Another place where we seem to be getting stuck is our own tendency to rely on our ability to endure difficult times. It can be very adaptive to simply bear stress, so long as the stress resolves in the near future. Unfortunately, this is not one of those situations. When stress is ongoing, enduring it can be too difficult. We all have our limitations. In times like these, we can adapt, even if we abandon those adaptions when things return to normal.

Finally, the people who appear to be doing the best seem to have had the easiest time adapting. Those who already enjoy winter activities (outdoor sports; enjoying the pleasant appearance of winter; treasuring the coziness of tea, blankets, and a fire) have something to look forward to . Those who already enjoy socializing remotely (online gaming; phone calls; letter writing) seem to also have some advantages.

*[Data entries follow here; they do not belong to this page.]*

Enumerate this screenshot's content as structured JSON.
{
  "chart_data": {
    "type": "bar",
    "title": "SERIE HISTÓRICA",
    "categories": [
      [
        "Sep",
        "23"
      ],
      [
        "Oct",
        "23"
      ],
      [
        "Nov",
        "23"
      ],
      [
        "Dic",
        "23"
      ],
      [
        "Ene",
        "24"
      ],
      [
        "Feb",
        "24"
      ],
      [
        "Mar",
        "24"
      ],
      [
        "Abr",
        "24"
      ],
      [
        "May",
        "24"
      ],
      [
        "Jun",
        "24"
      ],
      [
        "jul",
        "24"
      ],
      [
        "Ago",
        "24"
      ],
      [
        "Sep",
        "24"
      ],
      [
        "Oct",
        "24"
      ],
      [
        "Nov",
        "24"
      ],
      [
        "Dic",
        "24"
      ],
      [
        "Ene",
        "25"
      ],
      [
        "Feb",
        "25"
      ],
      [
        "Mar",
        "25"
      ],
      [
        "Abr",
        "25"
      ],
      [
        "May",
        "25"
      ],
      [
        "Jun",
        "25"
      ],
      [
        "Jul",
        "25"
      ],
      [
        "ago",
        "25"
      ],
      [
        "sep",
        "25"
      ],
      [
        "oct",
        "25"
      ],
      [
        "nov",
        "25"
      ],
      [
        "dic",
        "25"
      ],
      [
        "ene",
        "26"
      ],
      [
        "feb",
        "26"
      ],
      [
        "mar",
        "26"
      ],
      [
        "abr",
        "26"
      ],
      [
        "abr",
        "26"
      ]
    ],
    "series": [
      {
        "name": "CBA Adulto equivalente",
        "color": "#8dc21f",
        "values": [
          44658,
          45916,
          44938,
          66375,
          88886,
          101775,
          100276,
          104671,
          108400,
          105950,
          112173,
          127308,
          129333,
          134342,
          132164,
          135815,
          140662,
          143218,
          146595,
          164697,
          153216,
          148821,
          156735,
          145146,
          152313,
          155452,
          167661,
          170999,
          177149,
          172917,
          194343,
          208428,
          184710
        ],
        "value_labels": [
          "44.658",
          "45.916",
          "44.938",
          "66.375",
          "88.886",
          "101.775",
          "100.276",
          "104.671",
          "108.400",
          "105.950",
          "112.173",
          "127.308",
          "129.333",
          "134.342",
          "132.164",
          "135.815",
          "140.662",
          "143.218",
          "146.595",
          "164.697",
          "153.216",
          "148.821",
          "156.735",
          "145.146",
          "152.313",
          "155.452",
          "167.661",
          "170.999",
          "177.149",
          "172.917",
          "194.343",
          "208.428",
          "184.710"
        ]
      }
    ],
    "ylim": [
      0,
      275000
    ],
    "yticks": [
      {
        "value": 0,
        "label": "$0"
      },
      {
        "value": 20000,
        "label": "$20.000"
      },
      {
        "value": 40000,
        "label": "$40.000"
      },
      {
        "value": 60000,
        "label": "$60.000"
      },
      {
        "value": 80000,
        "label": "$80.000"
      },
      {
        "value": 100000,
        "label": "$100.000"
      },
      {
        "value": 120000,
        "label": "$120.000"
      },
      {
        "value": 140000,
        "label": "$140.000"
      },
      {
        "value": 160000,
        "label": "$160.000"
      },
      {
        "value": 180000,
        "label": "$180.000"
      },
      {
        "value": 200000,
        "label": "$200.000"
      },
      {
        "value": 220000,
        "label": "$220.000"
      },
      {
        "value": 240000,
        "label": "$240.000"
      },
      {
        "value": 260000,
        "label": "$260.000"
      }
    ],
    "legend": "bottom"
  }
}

Even though learning new activities is an annoying challenge, the pressure of this period of time is too great to happily endure. We may need to learn some new skills to take care of ourselves until this is all an unpleasant memory.

Dave Ponak, R. Psych

Resources

If you are in mental health crisis, please call 9-1-1 or go the Emergency Room.

If you are in distress, please call the Calgary Distress Centre at 403-266-4357 (HELP).

To contact Access Mental Health (AHS), please call 403-943-1500.

For community/social services information in Alberta, dial 2-1-1.